Günümüzde dijital pazarlamayı ve her türlü içerik oluşturan internet sitesini ilgilendiren en sıcak konulardan birisi native advertising denilen, kendilerini çevreleyen içerik ile aynı görünen ve aynı deneyimi sunan reklam türleri. Yani, sitenizdeki içerik nasıl üretiliyorsa öyle üretilmiş, dil ve ton farkı bulunmayan, okura ihtiyacı olan bilgiyi veya eğlenceyi verirken bir yandan da reklam sponsorunu da tanıtan reklamlar.
Her konuda dijital dönüşüm geçirdiğimiz böyle bir zamanda native advertising 21 yıllık internet tarihinde yepyeni bir sayfa açıyor gibi görünebilir. Ancak native advertising’in tarihi, 80 yıldan daha eskiye dayanıyor.
80 yıl öncenin reklamcılık tekniği
Radyo cihazlarının askeri birer sır olmaktan çıkıp evlere kadar girdiği 1930’lu yıllar ve sonrasında, reklam kuşakları yayına girdiğinde dinleyicilerin reklamları gerçekten dinlemeleri için oluşturulmuş bir kavramdır native advertising. O sırada yayındaki programın format ve diline uygun yapılan, sanki programın bir parçasıymış gibi dinlenen ama aslında birer reklam olan sunumlar, native advertising’in temelini oluşturdu.
Şaşırtıcı bir şekilde, şu anda her türlü içerik tekniği ve teknolojisine sahip olduğumuz halde, hala native advertising’in 70-80 yıl önceki başarısına erişebilmiş değiliz. Ancak yaklaşıyoruz: Dijital dünyada native advertising yatırım toplamının bu yılsonunda 16,8 milyar doları geçeceği düşünülüyor. Native olmayan diğer reklam türleri ise 13,2 milyar dolarda kalacak. 2021 yılı beklentisi se native advertising’in 36,3 milyar dolarak yükselirken, diğer reklam türlerinin 12,8 milyar dolara gerileyeceği.
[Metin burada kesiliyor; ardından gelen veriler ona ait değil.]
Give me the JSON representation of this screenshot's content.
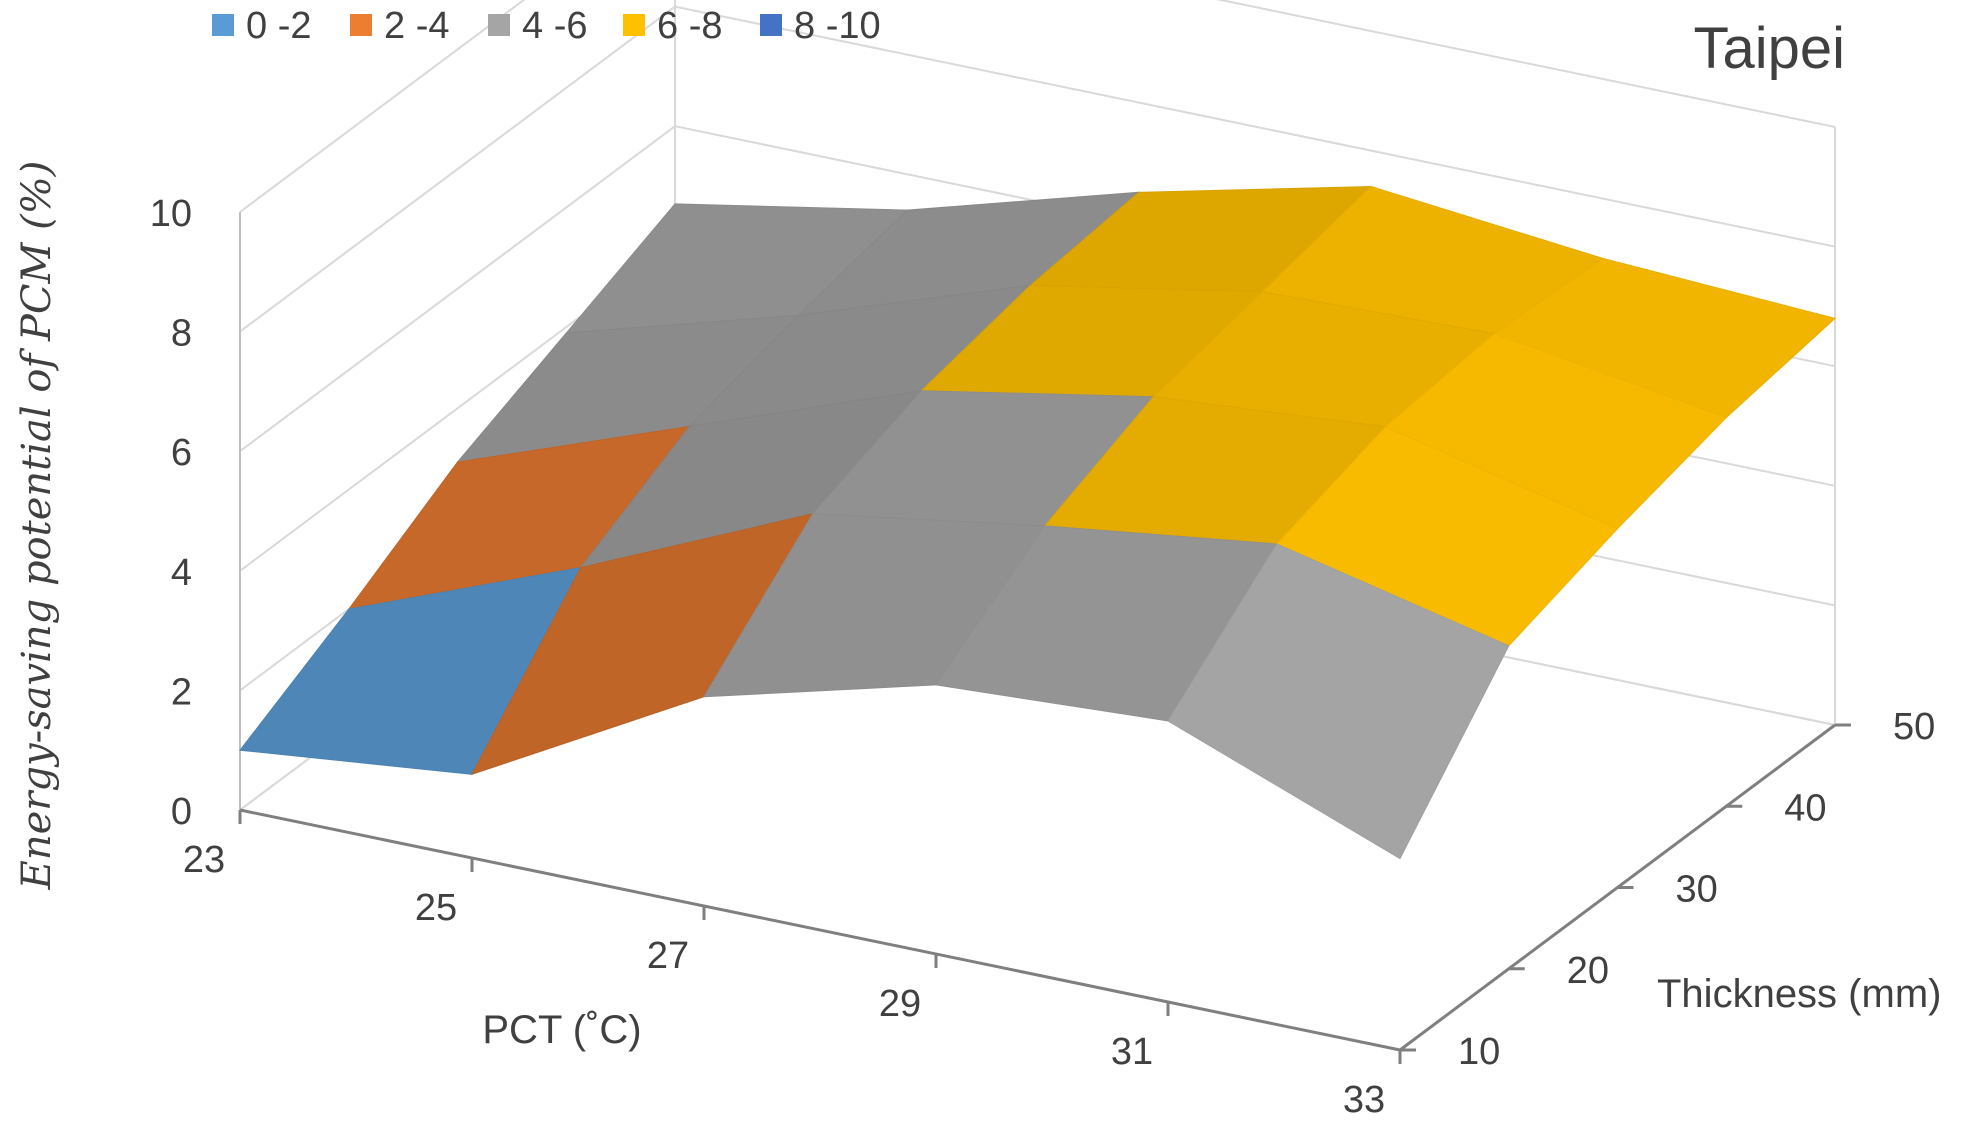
{
  "chart_data": {
    "type": "surface",
    "title": "Taipei",
    "xlabel": "PCT (˚C)",
    "ylabel": "Energy-saving potential of PCM (%)",
    "zlabel": "Thickness (mm)",
    "x": [
      23,
      25,
      27,
      29,
      31,
      33
    ],
    "x_ticks": [
      "23",
      "25",
      "27",
      "29",
      "31",
      "33"
    ],
    "depth": [
      10,
      20,
      30,
      40,
      50
    ],
    "depth_ticks": [
      "10",
      "20",
      "30",
      "40",
      "50"
    ],
    "ylim": [
      0,
      10
    ],
    "y_ticks": [
      "0",
      "2",
      "4",
      "6",
      "8",
      "10"
    ],
    "values": [
      [
        1.0,
        2.0,
        3.1,
        3.9,
        4.7
      ],
      [
        1.4,
        3.5,
        4.5,
        5.0,
        5.4
      ],
      [
        3.5,
        5.2,
        5.9,
        6.3,
        6.5
      ],
      [
        4.5,
        5.8,
        6.6,
        7.0,
        7.4
      ],
      [
        4.7,
        6.3,
        6.9,
        7.1,
        7.0
      ],
      [
        3.2,
        5.4,
        6.0,
        6.5,
        6.8
      ]
    ],
    "legend": [
      {
        "label": "0 -2",
        "color": "#5B9BD5"
      },
      {
        "label": "2 -4",
        "color": "#ED7D31"
      },
      {
        "label": "4 -6",
        "color": "#A5A5A5"
      },
      {
        "label": "6 -8",
        "color": "#FFC000"
      },
      {
        "label": "8 -10",
        "color": "#4472C4"
      }
    ],
    "legend_position": "top-left"
  }
}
Native olmayan reklamlar yok hükmünde
Sizin haricinizde milyonlarca başka seçeneği olan okurun, takipçinin veya müşterinin zaten çok kısıtlı olan dikkatini dağıtmadan, ürkütmeden ve sitenizde sunduğunuz deneyimde kesinti yaratmadan sponsorlarınızın mesajını iletmek artık size bir avantaj sağlamaz; olsa olsa piyasada tutunabilmenizi sağlar. Native advertising ile uğraşılmasının demin saydığımız nedenler haricinde bir başka çok önemli sebebi de, başta dünyaca ünlü Ad Blocker uygulaması olmak üzere diğer yüzlerce reklam engelleyici yazılım, program ve uygulama. Native advertising, bu uygulamalar yüzünden artık hiçbir işe yaramayan banner ve diğer türlü reklamlarınızdan kaybettiğiniz geliri yerine koymanızı sağlar.
Bir diğer çok önemli konu ise, aslında şimdiye kadar piyasayı domine eden ve umut tacirliğinden başka pek bir işe yaramayan statik reklamlar. Kullanıcının hiç ilgisini çekmeyen, aradığı ile hiç alakası olmayan, ilgi alanına girmeyen, hatta sitenin bile içeriği ile tamamen zıt yönlerde olabilen banner, anlık bildirim v.b. gibi reklamlar yüzünden internet kullanıcılarının neredeyse tamamı bu tür reklamlara karşı artık kör durumdalar. Sitenizin her yanını en güzel bannerlar ile kaplasanız, sayfa giydirseniz bile kullanıcılar artık bırakın reklamların ne dediğini anlamaya çalışmayı veya tıklamayı, bakmıyorlar bile. Bu yüzden native advertising, kullanıcının zaten ilgisini çekmiş, tıklanmış ve tüketilmekte olan içeriğe yedirilmiş, her türlü yazılımdan kaçabilen (şimdilik) ve gerçekten bir işe yarayan reklam türü olarak kaçınılmaz olarak kullanılması gereken bir yöntem.
İçeriğiniz yoksa siz de yoksunuz
Eskiden internette yoksanız iş hayatında da yoksunuz derdik. İnternette var olabilmeniz ise, insanlara sunabildiğiniz içerik ve bu içeriğin size sağladığı yarar kadar. Artık reklam ile internette sunduğunuz ürün veya hizmetlerinize dikkat çekme dönemi kapandı. Bunu hala uygulayanlar, kapalı bir kapıyı tırmalayan kedilerden farksızlar. İnternette var olabilmek için içeriğinizi geliştirin ve size yarar sağlamasına bakın.